Hall’s presentation caused raised eyebrows when he disclosed that employees who are depressed but turned up for work usually experience excessively lower productivity than those employees who are not depressed and absent.

He said overweight, obese and other employees who had poor diets and led sedentary lives were far less productive and tended to be ill more frequently than employees who did a minimal amount of exercise and improved their diets even slightly.

Hall pointed out several times during his presentation that Jamaica had little or no data for comparative analysis on how each ill/well worker contributed to the gross domestic product.

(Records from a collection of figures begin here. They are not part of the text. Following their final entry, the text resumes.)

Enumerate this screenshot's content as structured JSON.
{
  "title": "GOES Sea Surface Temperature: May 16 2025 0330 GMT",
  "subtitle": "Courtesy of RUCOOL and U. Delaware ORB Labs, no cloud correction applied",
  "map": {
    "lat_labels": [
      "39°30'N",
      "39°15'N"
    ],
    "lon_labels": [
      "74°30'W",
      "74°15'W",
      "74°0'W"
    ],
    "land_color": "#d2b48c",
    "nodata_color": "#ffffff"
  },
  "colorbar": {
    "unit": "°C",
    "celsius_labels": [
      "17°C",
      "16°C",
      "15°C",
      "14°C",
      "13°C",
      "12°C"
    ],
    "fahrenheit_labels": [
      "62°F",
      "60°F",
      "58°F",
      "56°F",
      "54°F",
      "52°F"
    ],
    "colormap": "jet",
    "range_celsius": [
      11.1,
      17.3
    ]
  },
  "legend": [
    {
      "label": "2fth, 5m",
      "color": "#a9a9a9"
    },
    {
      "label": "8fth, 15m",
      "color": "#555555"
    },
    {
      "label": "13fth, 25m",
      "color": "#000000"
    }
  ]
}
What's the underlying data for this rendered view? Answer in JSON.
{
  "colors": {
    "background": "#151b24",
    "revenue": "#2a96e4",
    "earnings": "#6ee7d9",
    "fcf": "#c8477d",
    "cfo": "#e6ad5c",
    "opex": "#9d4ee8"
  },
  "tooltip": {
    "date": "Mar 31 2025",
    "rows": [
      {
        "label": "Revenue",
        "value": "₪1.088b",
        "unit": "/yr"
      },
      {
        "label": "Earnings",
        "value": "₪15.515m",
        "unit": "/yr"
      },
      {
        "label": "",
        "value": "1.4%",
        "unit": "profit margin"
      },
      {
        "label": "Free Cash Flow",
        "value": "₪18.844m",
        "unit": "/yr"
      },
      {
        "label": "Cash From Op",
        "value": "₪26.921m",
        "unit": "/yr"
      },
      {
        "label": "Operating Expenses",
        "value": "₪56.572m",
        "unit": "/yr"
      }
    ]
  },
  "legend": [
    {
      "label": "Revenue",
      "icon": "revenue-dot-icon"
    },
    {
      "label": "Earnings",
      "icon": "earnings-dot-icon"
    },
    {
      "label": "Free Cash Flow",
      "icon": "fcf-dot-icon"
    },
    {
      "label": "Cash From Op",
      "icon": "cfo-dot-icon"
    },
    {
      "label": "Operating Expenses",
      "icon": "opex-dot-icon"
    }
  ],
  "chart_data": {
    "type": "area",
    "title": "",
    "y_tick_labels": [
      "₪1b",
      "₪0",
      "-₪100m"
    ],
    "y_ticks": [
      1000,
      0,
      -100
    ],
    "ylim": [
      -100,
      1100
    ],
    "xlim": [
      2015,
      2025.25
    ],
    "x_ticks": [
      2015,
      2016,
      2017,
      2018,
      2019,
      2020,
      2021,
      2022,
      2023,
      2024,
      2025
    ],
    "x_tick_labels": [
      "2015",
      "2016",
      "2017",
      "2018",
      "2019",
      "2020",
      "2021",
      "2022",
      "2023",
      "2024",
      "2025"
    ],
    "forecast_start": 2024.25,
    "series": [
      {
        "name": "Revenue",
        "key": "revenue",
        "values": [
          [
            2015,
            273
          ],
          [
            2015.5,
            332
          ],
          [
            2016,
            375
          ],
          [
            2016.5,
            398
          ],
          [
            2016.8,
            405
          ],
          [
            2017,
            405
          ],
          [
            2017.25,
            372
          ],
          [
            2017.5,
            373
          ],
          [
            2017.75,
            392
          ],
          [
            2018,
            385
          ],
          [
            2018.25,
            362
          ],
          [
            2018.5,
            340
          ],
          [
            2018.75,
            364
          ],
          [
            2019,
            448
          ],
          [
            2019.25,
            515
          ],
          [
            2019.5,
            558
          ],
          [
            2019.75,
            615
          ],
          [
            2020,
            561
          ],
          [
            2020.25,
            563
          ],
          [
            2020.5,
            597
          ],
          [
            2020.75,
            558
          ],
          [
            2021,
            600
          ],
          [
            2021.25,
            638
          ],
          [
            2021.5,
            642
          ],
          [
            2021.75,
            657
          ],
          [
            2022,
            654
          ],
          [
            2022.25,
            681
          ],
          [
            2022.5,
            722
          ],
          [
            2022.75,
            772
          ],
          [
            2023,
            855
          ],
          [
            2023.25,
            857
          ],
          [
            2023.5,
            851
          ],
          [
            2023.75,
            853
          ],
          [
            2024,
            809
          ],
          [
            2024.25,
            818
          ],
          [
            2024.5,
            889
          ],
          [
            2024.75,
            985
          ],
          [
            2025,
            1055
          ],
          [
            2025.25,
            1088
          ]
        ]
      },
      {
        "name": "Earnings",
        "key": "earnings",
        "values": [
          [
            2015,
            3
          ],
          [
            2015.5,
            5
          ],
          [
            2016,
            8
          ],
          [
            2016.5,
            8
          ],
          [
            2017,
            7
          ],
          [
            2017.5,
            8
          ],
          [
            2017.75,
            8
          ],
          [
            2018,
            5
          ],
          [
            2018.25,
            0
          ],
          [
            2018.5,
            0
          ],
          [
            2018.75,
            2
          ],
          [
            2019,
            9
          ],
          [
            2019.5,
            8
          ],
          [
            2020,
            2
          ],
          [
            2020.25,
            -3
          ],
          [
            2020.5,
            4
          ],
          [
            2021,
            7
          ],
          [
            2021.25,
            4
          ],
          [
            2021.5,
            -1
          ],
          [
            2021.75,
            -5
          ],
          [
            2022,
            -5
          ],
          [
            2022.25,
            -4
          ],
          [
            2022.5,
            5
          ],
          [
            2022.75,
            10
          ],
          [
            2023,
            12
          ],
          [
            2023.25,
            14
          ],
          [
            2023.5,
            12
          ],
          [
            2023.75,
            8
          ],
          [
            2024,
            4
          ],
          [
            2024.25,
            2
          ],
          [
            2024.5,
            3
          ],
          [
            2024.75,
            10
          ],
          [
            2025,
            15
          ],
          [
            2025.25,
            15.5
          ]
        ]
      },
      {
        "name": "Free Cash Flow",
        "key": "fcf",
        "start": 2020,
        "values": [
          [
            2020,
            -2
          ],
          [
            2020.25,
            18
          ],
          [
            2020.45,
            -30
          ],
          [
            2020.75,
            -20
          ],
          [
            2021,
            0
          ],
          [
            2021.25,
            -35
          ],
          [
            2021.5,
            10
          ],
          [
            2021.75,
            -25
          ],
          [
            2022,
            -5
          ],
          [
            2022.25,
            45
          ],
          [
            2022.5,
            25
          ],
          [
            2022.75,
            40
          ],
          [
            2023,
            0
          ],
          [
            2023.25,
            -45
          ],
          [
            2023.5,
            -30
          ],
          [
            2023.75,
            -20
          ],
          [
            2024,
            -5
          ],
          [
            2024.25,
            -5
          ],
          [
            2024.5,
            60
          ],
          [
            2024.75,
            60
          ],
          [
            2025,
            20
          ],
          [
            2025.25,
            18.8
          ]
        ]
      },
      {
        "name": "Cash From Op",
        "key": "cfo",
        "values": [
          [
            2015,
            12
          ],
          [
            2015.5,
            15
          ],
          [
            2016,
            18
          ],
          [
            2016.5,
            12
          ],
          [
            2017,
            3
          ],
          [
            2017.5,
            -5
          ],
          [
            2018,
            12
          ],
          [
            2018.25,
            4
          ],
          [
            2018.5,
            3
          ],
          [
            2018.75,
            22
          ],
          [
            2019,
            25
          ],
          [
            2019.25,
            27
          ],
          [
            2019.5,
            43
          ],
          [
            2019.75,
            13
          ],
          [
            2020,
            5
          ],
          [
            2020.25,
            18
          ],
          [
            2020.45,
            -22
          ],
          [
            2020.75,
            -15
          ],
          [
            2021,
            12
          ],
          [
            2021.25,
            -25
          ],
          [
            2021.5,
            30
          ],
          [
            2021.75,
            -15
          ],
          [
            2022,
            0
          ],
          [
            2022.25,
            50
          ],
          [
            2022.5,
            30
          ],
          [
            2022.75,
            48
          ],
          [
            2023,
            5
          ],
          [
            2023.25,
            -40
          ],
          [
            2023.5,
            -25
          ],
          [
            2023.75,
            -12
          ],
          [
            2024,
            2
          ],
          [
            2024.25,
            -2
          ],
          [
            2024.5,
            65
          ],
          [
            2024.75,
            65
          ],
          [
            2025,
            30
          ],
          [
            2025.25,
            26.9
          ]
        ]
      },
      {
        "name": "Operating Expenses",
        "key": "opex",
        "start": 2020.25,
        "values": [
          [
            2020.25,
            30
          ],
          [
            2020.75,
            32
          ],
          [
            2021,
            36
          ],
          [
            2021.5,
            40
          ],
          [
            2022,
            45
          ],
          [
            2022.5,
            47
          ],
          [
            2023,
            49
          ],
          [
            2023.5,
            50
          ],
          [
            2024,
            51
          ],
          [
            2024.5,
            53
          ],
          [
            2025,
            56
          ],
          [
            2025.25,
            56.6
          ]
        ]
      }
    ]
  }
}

However, he urged the participants to begin with their individual organisations by identifying the potentially high-risk individuals and to start a wellness programme aimed at assisting them in improving their health.

“The cost-benefit analysis would prove to be a considerable savings to the organisation,” he said, adding that this could be a tool to get decision-makers to buy into the programme.

The wellness management initiative is part of a region-wide project for Patricia Fletcher, a nutritionist and corporate wellness consultant to the Health Profit Group.

“It is really a Caribbean vision which we plan to expand into Trinidad and Tobago in November of this year, and Barbados in early 2006 and beyond.

We hope that the practitioners here will take it beyond the corporation, into their churches, schools and communities until we have adopted a lifestyle that supports a healthier society, a healthier world,” Fletcher told the Sunday Observer.